Je suis aussi coupable de ne pas toujours avoir envie de jouer. Les camions et les jeux de Spiderman, ça ne m’allume pas tellement. Je suis de même vous comprenez. J’aime mon enfant, mais je suis une fille. De trente ans. Après cinq minutes, je ne sais plus ce qu’il est supposé dire, Spiderman, et je trouve que dix-huit courses gagnées par la petite voiture rouge, c’est bien assez. Et les jeux vidéo, je trouve que c’est un maudit bel échappatoire pour penser à ma vie, parcourir mon fil d’actualité Facebook ou faire du lavage. Je ne suis sûrement pas assez dévouée au bonheur de mon petit. Que je me le tienne pour dit, s’il ne s’épanouit pas comme il le devrait, ce sera dû au fait que je n’ai pas passé assez de temps à faire des courses de petits chars.

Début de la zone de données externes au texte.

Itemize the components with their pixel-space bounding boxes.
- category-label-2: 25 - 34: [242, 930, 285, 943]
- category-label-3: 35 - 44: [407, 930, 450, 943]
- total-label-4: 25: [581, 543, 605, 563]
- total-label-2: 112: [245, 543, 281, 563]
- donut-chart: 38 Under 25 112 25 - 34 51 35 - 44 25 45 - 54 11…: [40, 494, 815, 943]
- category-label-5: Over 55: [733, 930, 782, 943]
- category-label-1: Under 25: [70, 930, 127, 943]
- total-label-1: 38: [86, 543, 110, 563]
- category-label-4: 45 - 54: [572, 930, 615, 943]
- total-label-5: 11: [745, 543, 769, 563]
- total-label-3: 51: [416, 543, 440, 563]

Alors voilà, tout est ma faute. Les livres, les magasines, les émissions de télévision et les réseaux sociaux me renvoient en permanence l’idée que ça ne suffit pas que je l’aime gros comme un arc-en-ciel, que je lui cuisine des Kraft Dinner comme il les aime, que je le prenne dans mes bras pour l’embrasser dans le cou, que je lui chante des chansons avant le dodo, que je le borde, que je le console quand il se mord la langue et que je l’aide à mettre ses bas “pour ne pas qu’il y ait de petites bosses”.

Mais étrangement, ça semble lui suffire, à lui, toutes les fois qu’il me dit « Je t’aime » en sautillant autour de moi, les yeux pétillants de bonheur.

Et dans ma grande culpabilité, j’ose croire que je suis coupable de ça aussi.